I agree with O'Neill's message, but she is a Republican appointee having served as CBO director from 1995-99 when the GOP controlled Congress. The fact this occurred during the Clinton Administration is irrelevant.

That said, she seems to have solid good credentials and isn't just some hack:

http://zicklin.baruch.cuny.edu/faculty/profiles/oneill.html

So let's see. Yesterday, Megan posted an ad for health care reform. The post was all about the AARP motivations for the ad. After all, we shouldn't trust lobbies, and "the AARP is a gigantic money-sucking cancer on the American body politic".

Today, Megan posts an ad against health care reform, also financed by a lobby, the Employment Policies Institute. They are spending $10 million in a new advertising campaign, and hired an ex-CBO director. Yet, Megan treats June o'Neill's statements as perfectly innocent. O'Neill is just a disinterested party who became "vocally involved" because she is so concerned about the size of our debt.

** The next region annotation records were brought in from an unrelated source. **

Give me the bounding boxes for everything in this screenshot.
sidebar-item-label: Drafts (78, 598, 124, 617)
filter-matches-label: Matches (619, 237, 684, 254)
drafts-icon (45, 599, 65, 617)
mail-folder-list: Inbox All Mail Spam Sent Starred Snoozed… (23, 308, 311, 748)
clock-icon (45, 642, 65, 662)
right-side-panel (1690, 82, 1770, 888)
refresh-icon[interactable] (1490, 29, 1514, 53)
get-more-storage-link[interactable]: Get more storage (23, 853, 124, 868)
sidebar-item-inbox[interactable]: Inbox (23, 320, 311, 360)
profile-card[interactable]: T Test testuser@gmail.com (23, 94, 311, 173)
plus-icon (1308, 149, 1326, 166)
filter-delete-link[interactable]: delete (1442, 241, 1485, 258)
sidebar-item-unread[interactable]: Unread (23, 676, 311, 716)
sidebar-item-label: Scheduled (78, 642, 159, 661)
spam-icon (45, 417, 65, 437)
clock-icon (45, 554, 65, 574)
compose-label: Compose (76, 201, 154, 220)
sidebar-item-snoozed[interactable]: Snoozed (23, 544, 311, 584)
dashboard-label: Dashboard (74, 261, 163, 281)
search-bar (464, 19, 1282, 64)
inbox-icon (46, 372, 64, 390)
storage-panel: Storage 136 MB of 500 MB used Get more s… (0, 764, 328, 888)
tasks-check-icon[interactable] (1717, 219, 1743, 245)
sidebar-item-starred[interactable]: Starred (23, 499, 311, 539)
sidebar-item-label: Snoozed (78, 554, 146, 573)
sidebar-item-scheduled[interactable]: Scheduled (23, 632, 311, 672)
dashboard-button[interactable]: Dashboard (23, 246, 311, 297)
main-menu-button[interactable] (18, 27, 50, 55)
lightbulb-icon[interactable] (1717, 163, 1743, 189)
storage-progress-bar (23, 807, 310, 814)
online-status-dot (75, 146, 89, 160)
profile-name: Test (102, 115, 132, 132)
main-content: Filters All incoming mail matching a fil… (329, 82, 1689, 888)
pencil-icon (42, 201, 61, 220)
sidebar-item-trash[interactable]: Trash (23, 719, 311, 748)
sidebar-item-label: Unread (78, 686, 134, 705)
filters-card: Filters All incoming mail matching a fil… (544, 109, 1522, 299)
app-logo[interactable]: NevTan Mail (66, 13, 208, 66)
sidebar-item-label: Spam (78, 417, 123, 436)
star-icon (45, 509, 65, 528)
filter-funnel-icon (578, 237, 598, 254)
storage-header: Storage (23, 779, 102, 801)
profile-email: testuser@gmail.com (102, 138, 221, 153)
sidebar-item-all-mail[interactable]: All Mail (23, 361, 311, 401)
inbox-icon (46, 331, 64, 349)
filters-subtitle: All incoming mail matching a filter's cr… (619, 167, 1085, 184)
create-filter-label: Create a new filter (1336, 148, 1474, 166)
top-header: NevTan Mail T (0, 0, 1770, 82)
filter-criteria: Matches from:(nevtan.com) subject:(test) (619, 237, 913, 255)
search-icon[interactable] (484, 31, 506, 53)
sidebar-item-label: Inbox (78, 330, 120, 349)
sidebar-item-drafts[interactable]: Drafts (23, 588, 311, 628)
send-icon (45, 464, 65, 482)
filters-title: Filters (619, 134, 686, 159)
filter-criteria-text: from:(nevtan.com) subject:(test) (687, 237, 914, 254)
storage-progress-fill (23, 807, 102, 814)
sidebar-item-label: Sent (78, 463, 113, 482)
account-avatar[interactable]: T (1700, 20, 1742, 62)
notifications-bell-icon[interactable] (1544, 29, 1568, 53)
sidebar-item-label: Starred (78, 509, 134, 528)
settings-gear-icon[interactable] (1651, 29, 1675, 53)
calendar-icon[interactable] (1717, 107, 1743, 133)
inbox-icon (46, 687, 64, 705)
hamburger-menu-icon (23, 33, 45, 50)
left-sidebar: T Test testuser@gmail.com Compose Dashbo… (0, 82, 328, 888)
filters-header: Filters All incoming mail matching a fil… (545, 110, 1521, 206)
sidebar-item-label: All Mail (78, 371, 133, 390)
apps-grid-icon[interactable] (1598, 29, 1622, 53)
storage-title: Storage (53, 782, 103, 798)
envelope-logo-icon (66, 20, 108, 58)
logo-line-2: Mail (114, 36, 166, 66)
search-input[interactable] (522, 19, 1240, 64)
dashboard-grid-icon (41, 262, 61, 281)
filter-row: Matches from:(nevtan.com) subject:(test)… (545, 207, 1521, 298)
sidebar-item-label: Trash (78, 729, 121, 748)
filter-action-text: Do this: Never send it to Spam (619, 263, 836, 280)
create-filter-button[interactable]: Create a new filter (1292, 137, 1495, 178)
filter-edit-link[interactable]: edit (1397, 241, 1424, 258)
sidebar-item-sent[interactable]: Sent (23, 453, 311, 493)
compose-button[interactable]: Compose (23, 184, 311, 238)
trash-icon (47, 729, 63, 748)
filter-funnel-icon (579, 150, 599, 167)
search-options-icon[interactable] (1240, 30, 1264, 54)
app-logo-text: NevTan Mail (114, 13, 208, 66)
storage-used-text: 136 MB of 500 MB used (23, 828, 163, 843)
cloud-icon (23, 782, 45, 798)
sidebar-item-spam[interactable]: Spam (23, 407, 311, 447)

Suddenly, it doesn't matter who is paying for this. Even if it is a lobby ran by one of the sleaziest guys around.

Berman's companies have run numerous media campaigns downplaying the dangers of obesity, smoking, mad cow disease, drunk driving, the minimum wage and other issues.

Sam Roberts (Replying to: Nimed)

Yesterday's ad was also the first thing that occurred to me. I'm kind of disgusted by the blatant double standard. And by this:

Perhaps because there are few issues outside of healthcare that so directly implicate an already frightening fiscal picture.

About our "frightening fiscal future", this has been said over and over again, but I'll say it anyway. The Iraq and Afghanistan wars had cost 533 billion up to 2007 according to the CBO. They have now vastly surpassed that amount, and the final cost is estimated to be close to 2.4 trillion.

People who weren't concerned about these values, funded by deficit spending when we weren't in a recession, and are now worried about 800 billion in 10 years... Sorry, they simply don't have any credibility.

movertyperguy (Replying to: Sam Roberts)

"The Iraq and Afghanistan wars had cost 533 billion up to 2007 ..."

Wait ... you conveniently forgot to add how much we are paying per month for our continued military presence at Camp Bondsteel in Kosovo?

You remember the Kosovo War? The one you guys always seem to gloss over. The one that President Clinton committed US troops to without Congressional authorization and without UN authorization. The one where he bombed civilians. The one where he became a war criminal.

You forgot about that war. We're still in Kosovo. I'm sure you just forgot. So how much is that costing us per month for Clinton's illegal war?

Berman's companies have run numerous media campaigns downplaying the dangers of obesity, smoking, mad cow disease, drunk driving, the minimum wage and other issues.

What's the wrong with that? Some of those things are legitimately dangerous, but their dangers are vastly overstated. Are you saying that it's sleazy to suggest that the hysteria over mad cow disease was overblown?

The dangers of smoking and drunk driving are generally overestimated as well. Surveys of smokers show that their estimates of their odds of dying from a smoking-related illness are actually too high rather than too low. And laws reducing the legal blood alcohol level are very popular even at levels haven't been proven dangerous.

It's not just former CBO directors - former CBO analysts are getting in on the debate, too.

From The Hill, 11/20:

"In an estimate released this afternoon by the conservative-leaning American Enterprise Institute (AEI), departed CBO analyst Joseph Antos stressed his former employer's prediction that the bill would cost $848 billion actually depends on future Medicare cuts and reforms Congress is unlikely to authorize or enforce."